Campton thought as seldom as possible of what followed: he hated the part he had played. But, after all, what else could he have done? Everything in him recoiled from what acceptance would bring with it: publicity, committee meetings, speechifying, writing letters, seeing troublesome visitors, hearing harrowing stories, asking people for money—above all, having to give his own; a great deal of his own.

He stood before the young man, abject, irresolute, chinking a bunch of keys in his trouser-pocket, and remembering afterward that the chink must have sounded as if it were full of money. He remembered too, oddly enough, that as his own embarrassment increased Boylston’s vanished. It was as though the modest youth, taking his host’s measure, had reluctantly found him wanting, and from that moment had felt less in awe of his genius. Illogical, of course, and unfair—but there it was.

The talk had ended by Campton’s refusing the chairmanship, but agreeing to let his name figure on the list of honorary members, where he hoped it would be overshadowed by rival glories.
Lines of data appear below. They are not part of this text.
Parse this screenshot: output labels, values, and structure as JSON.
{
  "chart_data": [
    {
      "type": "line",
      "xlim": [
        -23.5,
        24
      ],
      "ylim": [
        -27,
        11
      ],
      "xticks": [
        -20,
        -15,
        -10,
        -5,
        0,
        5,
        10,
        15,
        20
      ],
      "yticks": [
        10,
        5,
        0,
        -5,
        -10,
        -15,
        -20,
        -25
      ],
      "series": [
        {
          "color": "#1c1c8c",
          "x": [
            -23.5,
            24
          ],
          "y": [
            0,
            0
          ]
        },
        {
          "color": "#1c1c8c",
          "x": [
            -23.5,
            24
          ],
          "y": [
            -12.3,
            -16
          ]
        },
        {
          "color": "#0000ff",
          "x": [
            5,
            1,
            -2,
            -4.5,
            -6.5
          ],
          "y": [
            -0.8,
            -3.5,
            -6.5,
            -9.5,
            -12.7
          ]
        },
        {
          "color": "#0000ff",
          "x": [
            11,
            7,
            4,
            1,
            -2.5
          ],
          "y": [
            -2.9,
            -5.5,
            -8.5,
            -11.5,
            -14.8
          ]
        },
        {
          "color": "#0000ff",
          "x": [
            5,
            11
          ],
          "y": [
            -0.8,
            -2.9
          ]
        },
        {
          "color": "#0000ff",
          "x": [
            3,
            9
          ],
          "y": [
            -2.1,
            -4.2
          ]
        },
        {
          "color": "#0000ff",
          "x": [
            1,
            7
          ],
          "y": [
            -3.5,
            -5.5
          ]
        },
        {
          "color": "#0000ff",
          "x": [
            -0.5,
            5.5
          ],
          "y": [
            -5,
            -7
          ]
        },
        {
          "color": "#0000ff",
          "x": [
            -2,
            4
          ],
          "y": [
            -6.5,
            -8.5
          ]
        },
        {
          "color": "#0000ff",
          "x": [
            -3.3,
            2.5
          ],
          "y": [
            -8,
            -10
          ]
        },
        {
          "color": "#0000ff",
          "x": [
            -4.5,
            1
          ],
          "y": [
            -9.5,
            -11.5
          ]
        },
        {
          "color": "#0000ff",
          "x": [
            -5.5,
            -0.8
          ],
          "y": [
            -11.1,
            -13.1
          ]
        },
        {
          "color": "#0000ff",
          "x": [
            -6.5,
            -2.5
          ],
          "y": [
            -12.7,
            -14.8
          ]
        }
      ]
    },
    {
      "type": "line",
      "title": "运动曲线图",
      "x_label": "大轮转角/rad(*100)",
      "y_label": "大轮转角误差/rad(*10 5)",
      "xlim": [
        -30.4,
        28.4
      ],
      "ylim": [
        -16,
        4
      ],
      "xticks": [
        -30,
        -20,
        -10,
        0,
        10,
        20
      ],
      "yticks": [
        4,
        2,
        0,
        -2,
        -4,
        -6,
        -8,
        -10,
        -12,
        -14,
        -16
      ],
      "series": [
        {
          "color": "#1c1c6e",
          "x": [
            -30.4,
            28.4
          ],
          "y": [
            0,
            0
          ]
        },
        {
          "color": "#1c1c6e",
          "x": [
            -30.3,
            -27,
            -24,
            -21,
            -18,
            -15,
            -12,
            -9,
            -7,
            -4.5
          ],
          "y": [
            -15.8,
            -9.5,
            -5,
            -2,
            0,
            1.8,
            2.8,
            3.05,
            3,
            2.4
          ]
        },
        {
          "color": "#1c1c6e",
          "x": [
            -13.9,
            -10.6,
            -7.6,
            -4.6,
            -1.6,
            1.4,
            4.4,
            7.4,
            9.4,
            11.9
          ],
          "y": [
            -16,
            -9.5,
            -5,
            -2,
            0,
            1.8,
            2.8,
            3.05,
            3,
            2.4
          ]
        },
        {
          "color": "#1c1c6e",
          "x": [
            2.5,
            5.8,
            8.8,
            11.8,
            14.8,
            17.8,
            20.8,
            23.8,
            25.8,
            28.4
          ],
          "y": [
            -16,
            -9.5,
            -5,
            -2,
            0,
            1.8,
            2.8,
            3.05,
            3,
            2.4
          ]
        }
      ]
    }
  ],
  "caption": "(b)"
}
And, having reached this conclusion, he had limped to his desk, produced a handful of notes, and after a moment’s hesitation held out two hundred francs with the stereotyped: “Sorry I can’t make it more....”

He had meant it to be two hundred and fifty; but, with his usual luck, all his fumbling had failed to produce a fifty-franc note; and he could hardly ask Boylston to “make the change.”
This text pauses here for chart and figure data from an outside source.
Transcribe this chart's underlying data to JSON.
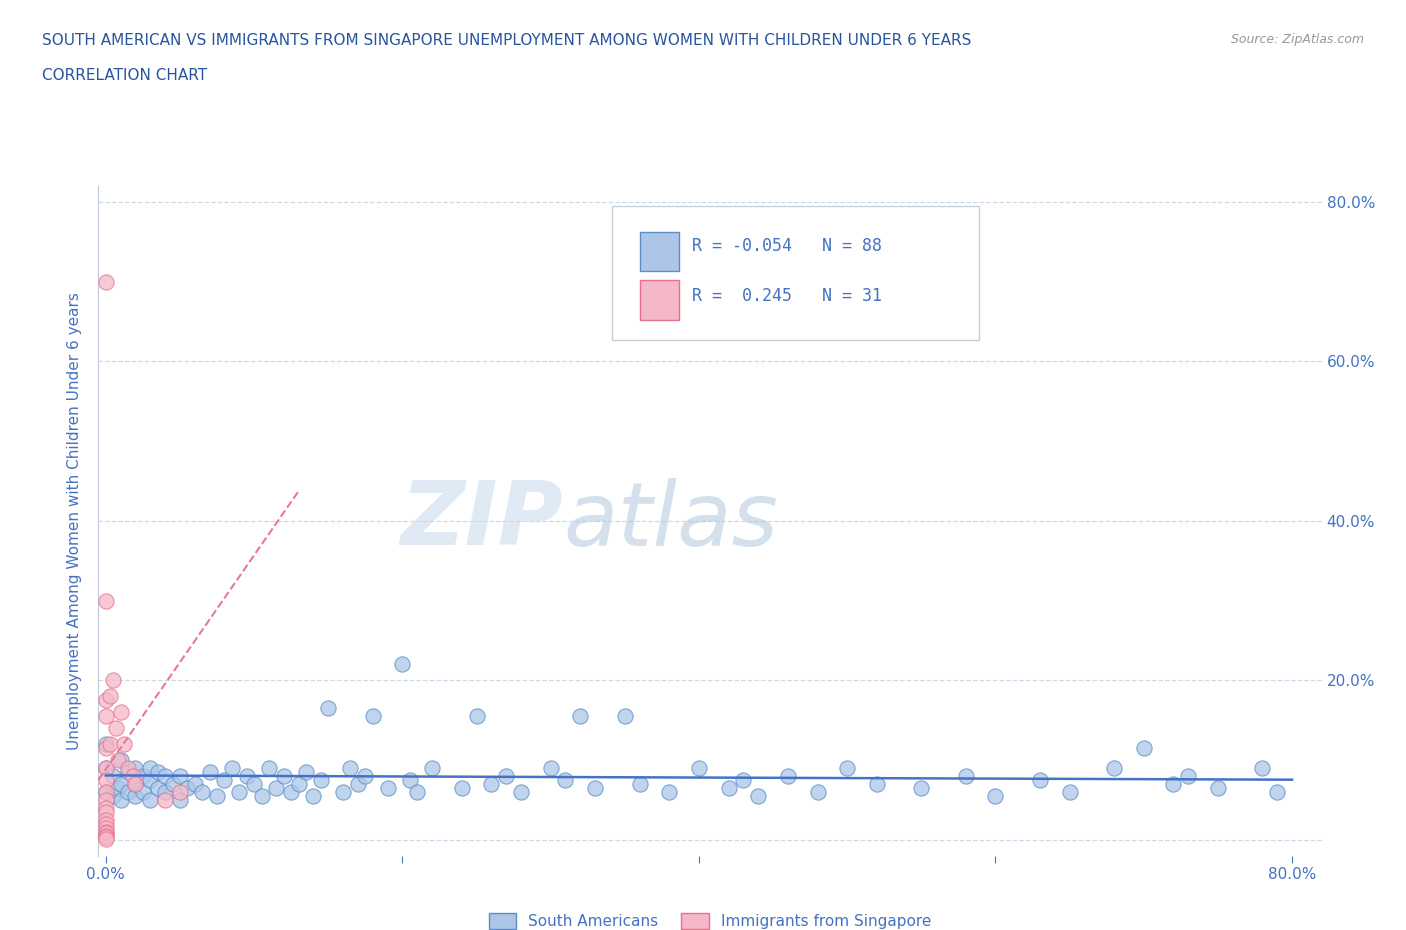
{
  "title_line1": "SOUTH AMERICAN VS IMMIGRANTS FROM SINGAPORE UNEMPLOYMENT AMONG WOMEN WITH CHILDREN UNDER 6 YEARS",
  "title_line2": "CORRELATION CHART",
  "source_text": "Source: ZipAtlas.com",
  "ylabel": "Unemployment Among Women with Children Under 6 years",
  "xlim": [
    -0.005,
    0.82
  ],
  "ylim": [
    -0.02,
    0.82
  ],
  "xticks": [
    0.0,
    0.2,
    0.4,
    0.6,
    0.8
  ],
  "yticks": [
    0.0,
    0.2,
    0.4,
    0.6,
    0.8
  ],
  "xticklabels": [
    "0.0%",
    "",
    "",
    "",
    "80.0%"
  ],
  "yticklabels_right": [
    "80.0%",
    "60.0%",
    "40.0%",
    "20.0%",
    ""
  ],
  "blue_color": "#adc6e8",
  "pink_color": "#f5b8c8",
  "blue_edge_color": "#5b8dc8",
  "pink_edge_color": "#e8708a",
  "blue_line_color": "#4472c4",
  "pink_line_color": "#e87898",
  "background_color": "#ffffff",
  "grid_color": "#c8d4e8",
  "title_color": "#2855a0",
  "axis_color": "#4472c4",
  "watermark_zip_color": "#dce8f4",
  "watermark_atlas_color": "#c8ddf0",
  "legend_label1": "South Americans",
  "legend_label2": "Immigrants from Singapore",
  "blue_R": -0.054,
  "blue_N": 88,
  "pink_R": 0.245,
  "pink_N": 31,
  "blue_x": [
    0.0,
    0.0,
    0.0,
    0.005,
    0.005,
    0.008,
    0.01,
    0.01,
    0.01,
    0.015,
    0.015,
    0.02,
    0.02,
    0.02,
    0.025,
    0.025,
    0.03,
    0.03,
    0.03,
    0.035,
    0.035,
    0.04,
    0.04,
    0.045,
    0.05,
    0.05,
    0.055,
    0.06,
    0.065,
    0.07,
    0.075,
    0.08,
    0.085,
    0.09,
    0.095,
    0.1,
    0.105,
    0.11,
    0.115,
    0.12,
    0.125,
    0.13,
    0.135,
    0.14,
    0.145,
    0.15,
    0.16,
    0.165,
    0.17,
    0.175,
    0.18,
    0.19,
    0.2,
    0.205,
    0.21,
    0.22,
    0.24,
    0.25,
    0.26,
    0.27,
    0.28,
    0.3,
    0.31,
    0.32,
    0.33,
    0.35,
    0.36,
    0.38,
    0.4,
    0.42,
    0.43,
    0.44,
    0.46,
    0.48,
    0.5,
    0.52,
    0.55,
    0.58,
    0.6,
    0.63,
    0.65,
    0.68,
    0.7,
    0.72,
    0.73,
    0.75,
    0.78,
    0.79
  ],
  "blue_y": [
    0.06,
    0.09,
    0.12,
    0.055,
    0.08,
    0.065,
    0.05,
    0.07,
    0.1,
    0.06,
    0.085,
    0.055,
    0.07,
    0.09,
    0.06,
    0.08,
    0.05,
    0.075,
    0.09,
    0.065,
    0.085,
    0.06,
    0.08,
    0.07,
    0.05,
    0.08,
    0.065,
    0.07,
    0.06,
    0.085,
    0.055,
    0.075,
    0.09,
    0.06,
    0.08,
    0.07,
    0.055,
    0.09,
    0.065,
    0.08,
    0.06,
    0.07,
    0.085,
    0.055,
    0.075,
    0.165,
    0.06,
    0.09,
    0.07,
    0.08,
    0.155,
    0.065,
    0.22,
    0.075,
    0.06,
    0.09,
    0.065,
    0.155,
    0.07,
    0.08,
    0.06,
    0.09,
    0.075,
    0.155,
    0.065,
    0.155,
    0.07,
    0.06,
    0.09,
    0.065,
    0.075,
    0.055,
    0.08,
    0.06,
    0.09,
    0.07,
    0.065,
    0.08,
    0.055,
    0.075,
    0.06,
    0.09,
    0.115,
    0.07,
    0.08,
    0.065,
    0.09,
    0.06
  ],
  "pink_x": [
    0.0,
    0.0,
    0.0,
    0.0,
    0.0,
    0.0,
    0.0,
    0.0,
    0.0,
    0.0,
    0.0,
    0.0,
    0.0,
    0.0,
    0.0,
    0.0,
    0.0,
    0.0,
    0.0,
    0.003,
    0.003,
    0.005,
    0.007,
    0.008,
    0.01,
    0.012,
    0.015,
    0.018,
    0.02,
    0.04,
    0.05
  ],
  "pink_y": [
    0.7,
    0.3,
    0.175,
    0.155,
    0.115,
    0.09,
    0.075,
    0.06,
    0.05,
    0.04,
    0.035,
    0.025,
    0.02,
    0.015,
    0.01,
    0.008,
    0.005,
    0.003,
    0.001,
    0.18,
    0.12,
    0.2,
    0.14,
    0.1,
    0.16,
    0.12,
    0.09,
    0.08,
    0.07,
    0.05,
    0.06
  ]
}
On the threshold the young man paused to ask for the last news of George; and on Campton’s assuring him that it was excellent, added, with evident sincerity: “Still hung up on that beastly staff-job? I do call that hard luck——” And now, of all the unpleasant memories of the visit, that phrase kept the sharpest sting.

Was it in fact hard luck? And did George himself think so? There was nothing in his letters to show it. He seemed to have undergone no change of view as to his own relation to the war; he had shown no desire to “be in it,” as that mad young Upsher said.
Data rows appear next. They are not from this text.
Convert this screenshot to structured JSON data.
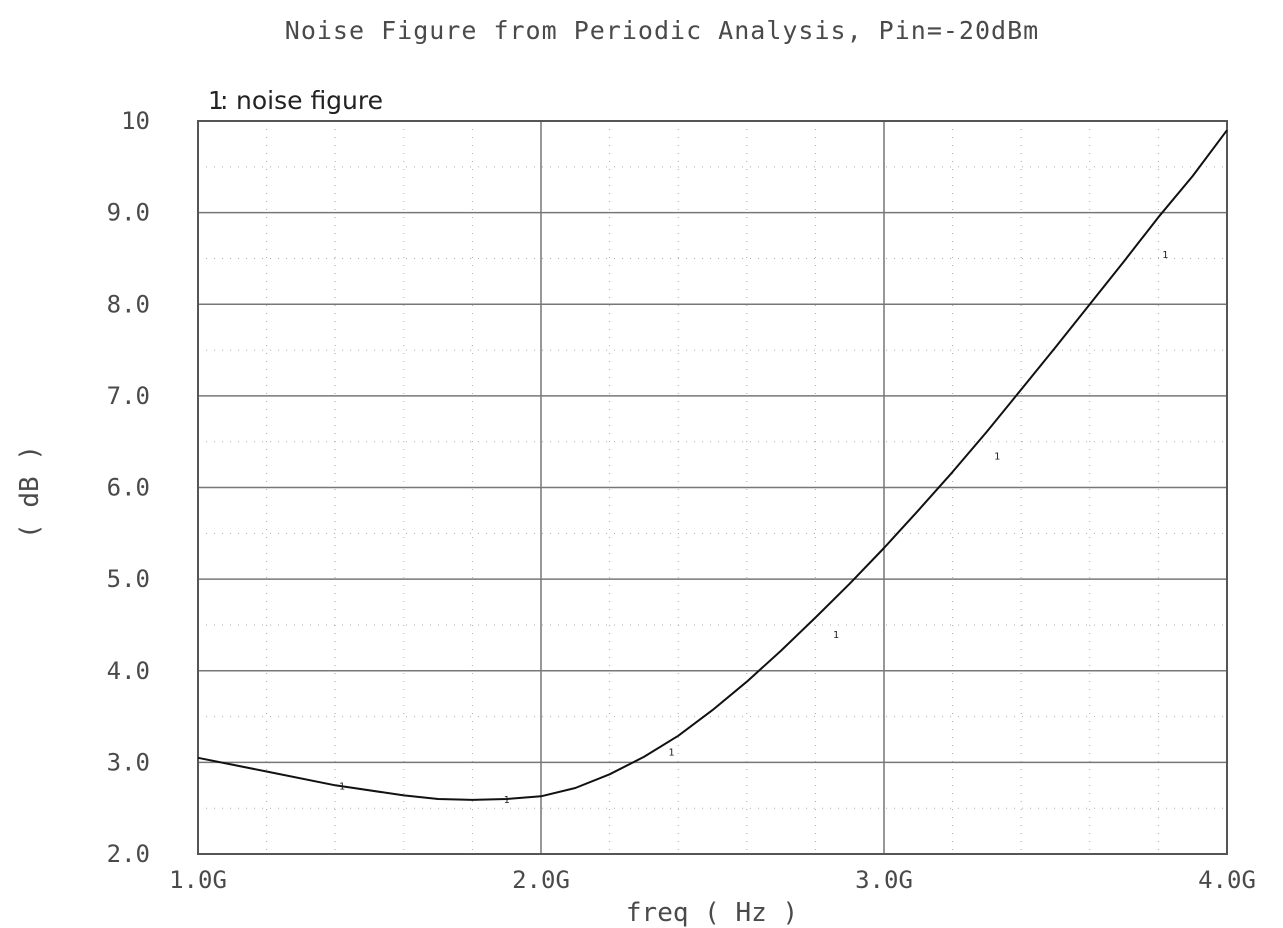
{
  "chart_data": {
    "type": "line",
    "title": "Noise Figure from Periodic Analysis, Pin=-20dBm",
    "xlabel": "freq ( Hz )",
    "ylabel": "( dB )",
    "xlim": [
      1.0,
      4.0
    ],
    "ylim": [
      2.0,
      10.0
    ],
    "x_ticks": [
      {
        "value": 1.0,
        "label": "1.0G"
      },
      {
        "value": 2.0,
        "label": "2.0G"
      },
      {
        "value": 3.0,
        "label": "3.0G"
      },
      {
        "value": 4.0,
        "label": "4.0G"
      }
    ],
    "y_ticks": [
      {
        "value": 2.0,
        "label": "2.0"
      },
      {
        "value": 3.0,
        "label": "3.0"
      },
      {
        "value": 4.0,
        "label": "4.0"
      },
      {
        "value": 5.0,
        "label": "5.0"
      },
      {
        "value": 6.0,
        "label": "6.0"
      },
      {
        "value": 7.0,
        "label": "7.0"
      },
      {
        "value": 8.0,
        "label": "8.0"
      },
      {
        "value": 9.0,
        "label": "9.0"
      },
      {
        "value": 10.0,
        "label": "10"
      }
    ],
    "grid": true,
    "legend_position": "top-left",
    "series": [
      {
        "name": "noise figure",
        "legend_marker": "1",
        "color": "#111111",
        "x": [
          1.0,
          1.2,
          1.4,
          1.6,
          1.7,
          1.8,
          1.9,
          2.0,
          2.1,
          2.2,
          2.3,
          2.4,
          2.5,
          2.6,
          2.7,
          2.8,
          2.9,
          3.0,
          3.1,
          3.2,
          3.3,
          3.4,
          3.5,
          3.6,
          3.7,
          3.8,
          3.9,
          4.0
        ],
        "y": [
          3.05,
          2.9,
          2.75,
          2.64,
          2.6,
          2.59,
          2.6,
          2.63,
          2.72,
          2.87,
          3.06,
          3.29,
          3.57,
          3.88,
          4.22,
          4.58,
          4.95,
          5.34,
          5.75,
          6.17,
          6.61,
          7.07,
          7.53,
          8.0,
          8.47,
          8.95,
          9.4,
          9.9
        ],
        "markers": [
          {
            "x": 1.42,
            "y": 2.75,
            "label": "1"
          },
          {
            "x": 1.9,
            "y": 2.6,
            "label": "1"
          },
          {
            "x": 2.38,
            "y": 3.12,
            "label": "1"
          },
          {
            "x": 2.86,
            "y": 4.4,
            "label": "1"
          },
          {
            "x": 3.33,
            "y": 6.35,
            "label": "1"
          },
          {
            "x": 3.82,
            "y": 8.55,
            "label": "1"
          }
        ]
      }
    ]
  }
}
For the first time since he had seen George’s train pull out of the Gare de l’Est Campton found himself wondering at the perfection of his son’s moral balance. So many things had happened since; war had turned out to be so immeasurably more hideous and abominable than those who most abhorred war had dreamed it could be; the issues at stake had become so glaringly plain, right and wrong, honour and dishonour, humanity and savagery faced each other so squarely across the trenches, that it seemed strange to Campton that his boy, so eager, so impressionable, so quick on the uptake, should not have felt some such burst of wrath as had driven even poor Jules Lebel into the conflict.

The comparison, of course, was absurd. Lebel had been parted from his dearest, his wife dragged to prison, his child virtually murdered: any man, in his place, must have felt the blind impulse to kill. But what was Lebel’s private plight but a symbol of the larger wrong? This war could no longer be compared to other wars: Germany was conducting it on methods that civilization had made men forget. The occupation of Luxembourg; the systematic destruction of Belgium; the savage treatment of the people of the invaded regions; the outrages of Louvain and Rheims and Ypres; the voice with which these offences cried to heaven had waked the indignation of humanity. Yet George, in daily contact with all this woe and ruin, seemed as unmoved as though he had been behind a desk in the New York office of Bullard and Brant.

If there were any change in his letters it was rather that they were more indifferent. His reports of himself became drier, more stereotyped, his comments on the situation fewer: he seemed to have been subdued to the hideous business he worked in. It was true that his letters had never been expressive: his individuality seemed to dry up in contact with pen and paper. It was true also that letters from the front were severely censored, and that it would have been foolish to put in them anything likely to prevent their delivery. But George had managed to send several notes by hand, and these were as colourless as the others; and so were his letters to his mother, which Mrs. Brant always sent to Miss Anthony, who privately passed them on to Campton.